At the heart of mathematics and its applications to other sciences lies the possibility of solving algebraic equations. In high school, one is taught to deal with the simplest such equations: those of degree 1 and 2. However, for higher degrees the situation is far more complicated - as the degree increases the number of solutions increases too - and there are no practical ways of explicitly solving the equations 'by hand'. One well-known way to confront this problem is to adapt a statistical/probabilistic point of view; one tries to find the most probable distribution of the solutions of the equation. Quite remarkable it has been shown that the solutions tend to distribute themselves as if they were a gas of interacting particles; the most probable distribution of solutions corresponds to the distribution of the gas in its equilibrium state. This analogy has been very well-studied in mathematics and physics in the one-dimensional case, i.e. for algebraic equations in one variable. In this project, tools have been developed and many results obtained concerning the case of higher dimensions, i.e. for equations in several variables, where there were very few previous results. As is well-known one has to look not only for ordinary real solutions; but also for complex solutions, consisting of so called complex numbers.
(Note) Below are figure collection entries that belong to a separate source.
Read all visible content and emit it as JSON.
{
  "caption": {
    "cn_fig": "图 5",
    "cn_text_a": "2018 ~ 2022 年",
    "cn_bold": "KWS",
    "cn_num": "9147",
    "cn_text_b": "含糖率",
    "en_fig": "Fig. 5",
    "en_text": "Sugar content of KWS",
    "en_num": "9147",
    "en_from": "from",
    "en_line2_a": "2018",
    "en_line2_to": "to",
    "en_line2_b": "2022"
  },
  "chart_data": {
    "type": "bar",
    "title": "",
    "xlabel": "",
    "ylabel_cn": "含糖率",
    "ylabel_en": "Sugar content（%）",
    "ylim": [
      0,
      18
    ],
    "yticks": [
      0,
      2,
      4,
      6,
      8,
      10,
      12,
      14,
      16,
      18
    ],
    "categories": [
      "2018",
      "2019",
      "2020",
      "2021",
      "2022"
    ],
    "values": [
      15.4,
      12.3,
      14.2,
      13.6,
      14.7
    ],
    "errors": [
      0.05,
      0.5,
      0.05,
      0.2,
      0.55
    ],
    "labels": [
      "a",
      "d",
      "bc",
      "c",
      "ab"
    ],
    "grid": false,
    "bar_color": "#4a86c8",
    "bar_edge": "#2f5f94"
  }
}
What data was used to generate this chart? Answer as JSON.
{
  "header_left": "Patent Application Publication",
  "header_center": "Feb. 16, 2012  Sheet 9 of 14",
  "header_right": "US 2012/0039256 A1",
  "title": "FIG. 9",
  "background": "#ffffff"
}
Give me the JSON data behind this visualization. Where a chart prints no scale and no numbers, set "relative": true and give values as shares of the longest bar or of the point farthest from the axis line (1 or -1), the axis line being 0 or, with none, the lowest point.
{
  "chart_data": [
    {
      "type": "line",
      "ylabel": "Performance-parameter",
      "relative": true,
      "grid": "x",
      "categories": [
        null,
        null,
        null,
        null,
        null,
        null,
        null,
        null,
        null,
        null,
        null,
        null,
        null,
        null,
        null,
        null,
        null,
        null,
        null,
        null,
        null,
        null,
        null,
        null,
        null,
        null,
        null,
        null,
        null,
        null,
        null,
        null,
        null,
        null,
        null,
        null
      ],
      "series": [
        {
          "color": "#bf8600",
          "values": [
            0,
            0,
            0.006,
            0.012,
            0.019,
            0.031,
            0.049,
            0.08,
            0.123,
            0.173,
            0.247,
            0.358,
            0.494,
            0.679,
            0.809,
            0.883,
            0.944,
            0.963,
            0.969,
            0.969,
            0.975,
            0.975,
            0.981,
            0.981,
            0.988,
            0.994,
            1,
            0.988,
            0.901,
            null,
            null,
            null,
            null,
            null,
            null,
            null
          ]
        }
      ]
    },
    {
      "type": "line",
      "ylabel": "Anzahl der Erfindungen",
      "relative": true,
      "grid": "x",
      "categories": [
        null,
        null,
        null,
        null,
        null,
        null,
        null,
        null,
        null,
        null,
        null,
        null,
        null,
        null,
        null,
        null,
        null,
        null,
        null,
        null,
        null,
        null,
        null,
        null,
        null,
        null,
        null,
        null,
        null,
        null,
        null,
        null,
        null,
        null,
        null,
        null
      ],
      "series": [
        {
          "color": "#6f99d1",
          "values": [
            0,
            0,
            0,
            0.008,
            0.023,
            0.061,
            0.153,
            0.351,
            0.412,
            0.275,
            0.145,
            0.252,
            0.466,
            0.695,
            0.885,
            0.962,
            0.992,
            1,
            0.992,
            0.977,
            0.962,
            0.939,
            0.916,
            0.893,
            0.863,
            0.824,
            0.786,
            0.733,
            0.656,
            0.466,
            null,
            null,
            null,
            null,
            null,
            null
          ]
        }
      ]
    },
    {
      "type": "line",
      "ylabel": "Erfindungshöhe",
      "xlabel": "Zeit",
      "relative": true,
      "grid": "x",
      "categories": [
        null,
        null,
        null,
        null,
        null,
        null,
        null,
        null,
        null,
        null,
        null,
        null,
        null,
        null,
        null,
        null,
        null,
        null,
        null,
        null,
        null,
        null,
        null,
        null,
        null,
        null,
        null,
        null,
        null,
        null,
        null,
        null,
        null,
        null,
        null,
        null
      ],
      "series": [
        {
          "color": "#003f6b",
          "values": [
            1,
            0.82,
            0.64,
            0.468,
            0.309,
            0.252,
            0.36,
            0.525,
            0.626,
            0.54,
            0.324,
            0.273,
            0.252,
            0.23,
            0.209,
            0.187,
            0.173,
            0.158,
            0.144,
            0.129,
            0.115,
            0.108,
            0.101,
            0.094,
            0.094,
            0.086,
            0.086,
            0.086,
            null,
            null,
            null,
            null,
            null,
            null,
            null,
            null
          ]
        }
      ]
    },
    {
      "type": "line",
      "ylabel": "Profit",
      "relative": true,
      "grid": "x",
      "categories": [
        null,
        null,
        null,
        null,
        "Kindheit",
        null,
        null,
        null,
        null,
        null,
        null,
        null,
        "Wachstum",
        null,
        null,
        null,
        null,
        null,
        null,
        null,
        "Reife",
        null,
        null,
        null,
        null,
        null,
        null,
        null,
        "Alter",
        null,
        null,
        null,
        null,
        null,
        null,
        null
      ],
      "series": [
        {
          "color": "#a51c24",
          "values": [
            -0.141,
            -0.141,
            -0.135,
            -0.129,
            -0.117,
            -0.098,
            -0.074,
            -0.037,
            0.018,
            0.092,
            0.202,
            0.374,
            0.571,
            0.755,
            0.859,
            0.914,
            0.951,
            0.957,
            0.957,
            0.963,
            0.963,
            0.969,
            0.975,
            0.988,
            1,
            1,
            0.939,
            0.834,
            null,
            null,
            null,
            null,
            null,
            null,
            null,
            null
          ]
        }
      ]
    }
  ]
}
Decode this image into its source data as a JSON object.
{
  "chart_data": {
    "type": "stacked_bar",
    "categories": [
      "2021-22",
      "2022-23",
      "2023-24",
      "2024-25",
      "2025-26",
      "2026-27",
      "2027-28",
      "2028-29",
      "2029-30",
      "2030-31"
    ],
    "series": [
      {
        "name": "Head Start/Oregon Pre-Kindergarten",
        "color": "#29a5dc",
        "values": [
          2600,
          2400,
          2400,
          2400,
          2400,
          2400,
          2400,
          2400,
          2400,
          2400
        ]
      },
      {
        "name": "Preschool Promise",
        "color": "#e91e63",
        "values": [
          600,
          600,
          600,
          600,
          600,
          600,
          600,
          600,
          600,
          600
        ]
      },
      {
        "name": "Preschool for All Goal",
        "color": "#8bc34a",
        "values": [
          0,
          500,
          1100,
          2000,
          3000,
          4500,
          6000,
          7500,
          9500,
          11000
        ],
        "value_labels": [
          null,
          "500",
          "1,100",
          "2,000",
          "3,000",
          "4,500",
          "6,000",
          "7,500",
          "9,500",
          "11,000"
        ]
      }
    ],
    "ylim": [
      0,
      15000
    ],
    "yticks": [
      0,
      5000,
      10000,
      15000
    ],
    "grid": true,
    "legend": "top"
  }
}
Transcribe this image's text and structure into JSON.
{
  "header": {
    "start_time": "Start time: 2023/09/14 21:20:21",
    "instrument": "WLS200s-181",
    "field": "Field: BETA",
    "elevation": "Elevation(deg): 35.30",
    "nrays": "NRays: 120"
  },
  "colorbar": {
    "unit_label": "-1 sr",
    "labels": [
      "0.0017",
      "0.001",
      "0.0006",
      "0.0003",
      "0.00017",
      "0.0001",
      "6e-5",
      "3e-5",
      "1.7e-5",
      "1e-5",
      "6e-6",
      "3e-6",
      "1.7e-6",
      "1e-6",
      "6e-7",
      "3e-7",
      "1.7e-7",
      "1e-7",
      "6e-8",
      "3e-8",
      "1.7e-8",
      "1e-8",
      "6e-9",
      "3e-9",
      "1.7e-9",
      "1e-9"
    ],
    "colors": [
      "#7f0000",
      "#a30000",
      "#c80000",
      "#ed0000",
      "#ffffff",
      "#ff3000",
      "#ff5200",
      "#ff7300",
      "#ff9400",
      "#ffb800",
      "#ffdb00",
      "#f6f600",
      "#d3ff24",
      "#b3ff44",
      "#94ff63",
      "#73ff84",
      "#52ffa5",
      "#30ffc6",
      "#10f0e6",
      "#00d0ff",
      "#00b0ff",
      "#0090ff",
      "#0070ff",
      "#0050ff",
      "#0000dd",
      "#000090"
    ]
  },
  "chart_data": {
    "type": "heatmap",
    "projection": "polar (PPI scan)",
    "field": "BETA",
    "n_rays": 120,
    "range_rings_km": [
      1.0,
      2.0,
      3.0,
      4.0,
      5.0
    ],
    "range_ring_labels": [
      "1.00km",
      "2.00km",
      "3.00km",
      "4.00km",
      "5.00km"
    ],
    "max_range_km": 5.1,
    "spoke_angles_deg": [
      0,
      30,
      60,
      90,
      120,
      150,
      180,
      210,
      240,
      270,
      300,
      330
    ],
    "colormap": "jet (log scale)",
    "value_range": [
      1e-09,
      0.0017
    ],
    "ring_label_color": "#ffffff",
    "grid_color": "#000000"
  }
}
One of the main points of the project has been to put the previous problems into a geometric framework called 'complex geometry' which deals with geometric objects such as 'line bundles over complex manifolds' (these are used to represent the graphs of the polynomials describing the equations). This geometric frame work is also used in physics to describe quantum electrons in strong magnetic fields. One of the most important outcomes of this project is that we have shown that seemingly very different mathematical and physical objects tend to distribute themselves on an 'equilibrium measure' living on a complex manifold (in a certain precise sense).

This goes for example for the algebraic solutions in several complex variables referred to above, as well as for algebraic integers of small height (studied by number theorists) and electrons subject to a strong magnetic field. To this end, we have used a powerful tool called the Bergman kernel, which is an efficient way to encode all the information of the algebraic solutions into one single object. Other important results of this project concern a geometric frame work where one tries to go beyond the 'line bundles' and graphs referred to above to deal with more transcendental objects called 'currents'. In this direction, we are now close to obtaining so called 'transcendental holomorphic Morse inequalities'. These are crucial in order to control the behaviour of the currents.